The research team from the University of California San Diego, Johns Hopkins
and elsewhere discovered that dysfunctional proteins clog the transport
system that brings vital substances into mitochondria, the tiny organelles
that provide energy to cells. This mitochondrial damage occurs in
muscle-controlling nerve cells, the researchers report, helping explain the
selective nature of inherited amyotrophic lateral sclerosis (ALS), or Lou
Gehrig's disease.
"Mitochondria don't look normal in motor neurons in animal models of ALS and
in patients with ALS, but this is the first study that links ALS and a
specific problem with the mitochondria," says study co-author Jeffrey
Rothstein, M.D., Ph.D., professor of neurology and director of the Robert
Packard Center for ALS Research at Johns Hopkins.
The discovery provides new avenues to try to prevent or treat the
progressive, fatal condition, say the researchers, and creates the
possibility that mitochondria also might be involved in the more common
forms of ALS or in other neurodegenerative diseases.
Inherited ALS, which accounts for less than 5 percent of ALS cases, is
caused by a number of different mutations in the gene for superoxide
dismutase, or SOD1, an enzyme that normally helps clean toxic molecules from
cells. Each group of mice and rats studied by the researchers had been
engineered to carry one of these mutations. By studying whole mitochondria
purified from the brain, spinal cord and other tissues from the mice and
rats, and a variety of samples taken from an ALS patient at autopsy, the
researchers discovered that the outer mitochondrial surface was clogged with
mutant SOD1 protein in spinal cord nerve cells but not in other tissues.

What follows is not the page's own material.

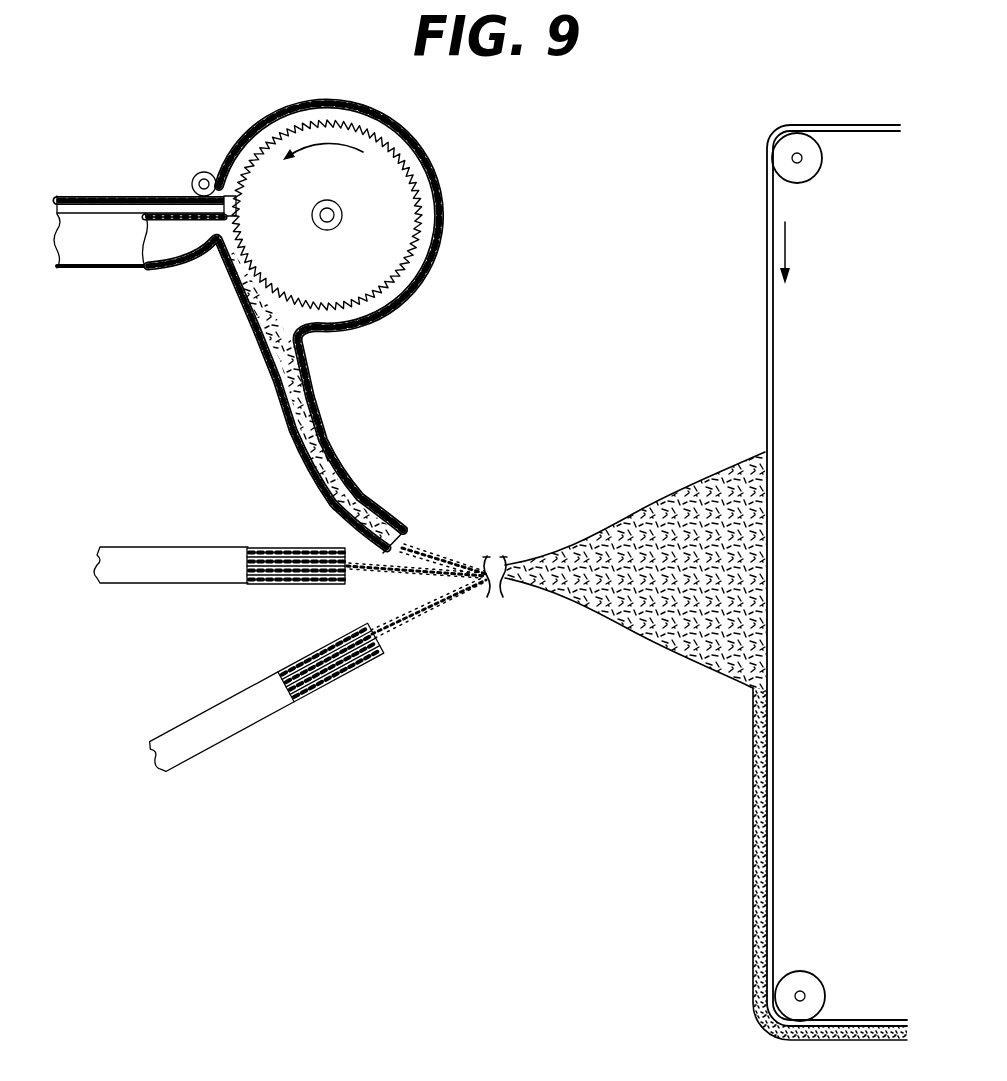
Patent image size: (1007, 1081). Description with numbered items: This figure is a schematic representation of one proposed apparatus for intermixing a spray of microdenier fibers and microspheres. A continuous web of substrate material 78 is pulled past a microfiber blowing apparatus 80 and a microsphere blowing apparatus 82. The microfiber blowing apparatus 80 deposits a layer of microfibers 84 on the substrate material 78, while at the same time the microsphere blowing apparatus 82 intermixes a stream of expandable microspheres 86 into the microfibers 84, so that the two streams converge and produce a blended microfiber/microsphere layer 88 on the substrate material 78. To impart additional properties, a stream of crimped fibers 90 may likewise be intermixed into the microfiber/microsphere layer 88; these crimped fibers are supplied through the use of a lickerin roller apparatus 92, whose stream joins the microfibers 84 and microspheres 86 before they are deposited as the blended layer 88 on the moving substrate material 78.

"In essence, the proteins literally gum up the works," says the study's
leader, Don Cleveland, Ph.D., a scientist at UCSD and a researcher in the
Packard Center.
The researchers suggest that the "works" for mitochondria in
muscle-controlling nerves might be different from that in other cells. That
uniqueness could explain why only the motor neurons' mitochondria are
damaged and only those cells die, even though every cell in a rat, mouse or
person with inherited ALS carries the instructions for the mutant SOD1.

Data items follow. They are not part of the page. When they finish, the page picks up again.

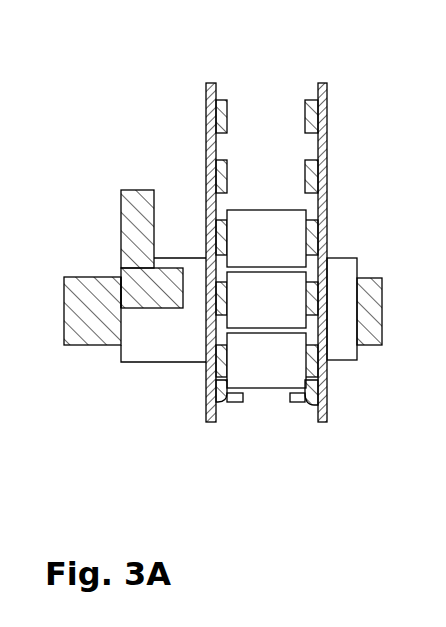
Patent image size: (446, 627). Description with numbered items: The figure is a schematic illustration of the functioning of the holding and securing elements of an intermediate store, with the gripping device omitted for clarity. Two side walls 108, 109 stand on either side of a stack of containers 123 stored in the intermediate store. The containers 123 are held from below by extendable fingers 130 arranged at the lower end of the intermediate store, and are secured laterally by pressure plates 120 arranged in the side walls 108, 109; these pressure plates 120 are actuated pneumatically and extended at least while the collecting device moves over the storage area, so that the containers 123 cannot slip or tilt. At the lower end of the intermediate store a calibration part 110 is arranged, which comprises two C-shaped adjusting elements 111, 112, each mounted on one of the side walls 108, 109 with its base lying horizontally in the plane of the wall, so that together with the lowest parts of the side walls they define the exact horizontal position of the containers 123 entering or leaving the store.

The calibration part 110 is at (194, 403).
The side wall 109 is at (206, 138).
The side wall 108 is at (327, 144).
The pressure plate 120 is at (216, 105).
The container 123 is at (260, 378).
The C-shaped adjusting element 112 is at (222, 398).
The extendable finger 130 is at (240, 402).
The C-shaped adjusting element 111 is at (310, 400).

"We're viewing mitochondrial involvement as the greatest insult to the
spinal cord cells in this form of ALS," Cleveland says. "We believe it's
what pushes them over the edge."
The damaged mitochondria cause many problems and push the cell irreversibly
toward death. "We've long known, for example, that having abnormal
mitochondria makes neurons susceptible to injury from an excess of the
chemical transmitter glutamate," says Rothstein, who notes that glutamate
toxicity is a well-recognized aspect of ALS.
The scientists are beginning to test the potential role of mitochondrial
involvement in the more common, sporadic forms of ALS and to try to target
cell death and toxicity that stem from mitochondrial damage.

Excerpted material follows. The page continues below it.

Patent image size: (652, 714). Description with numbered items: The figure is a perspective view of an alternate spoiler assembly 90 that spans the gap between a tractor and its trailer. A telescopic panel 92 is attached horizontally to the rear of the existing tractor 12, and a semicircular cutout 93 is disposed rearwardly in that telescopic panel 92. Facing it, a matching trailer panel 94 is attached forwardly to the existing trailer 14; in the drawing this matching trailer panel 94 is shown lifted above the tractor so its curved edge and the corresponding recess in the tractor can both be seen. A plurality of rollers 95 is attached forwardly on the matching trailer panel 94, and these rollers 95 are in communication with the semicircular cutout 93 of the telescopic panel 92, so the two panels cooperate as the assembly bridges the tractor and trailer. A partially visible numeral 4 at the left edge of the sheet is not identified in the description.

The study was funded by the U.S. National Institutes of Health, the Packard
Center for ALS Research at Johns Hopkins, the Spinal Cord Foundation, the
Bjorklund Foundation for ALS Research and the Paralyzed Veterans of America
Spinal Cord Research Foundation.
Authors on this paper are Cleveland, Jian Liu, Concepcion Lillo, Christine
Velde, Christopher Ward, Timothy Miller and David Williams of UCSD;
Rothstein, Jamuna Subramaniam and Philip Wong of Johns Hopkins (Wong is also
with the Packard Center); P. Andreas Jonsson, Peter Andersen, Stefan
Marklund and Thomas Brannstrom at Umea University in Sweden; and Ole Gredal
of the Bispebjerg Hospital in Copenhagen, Denmark.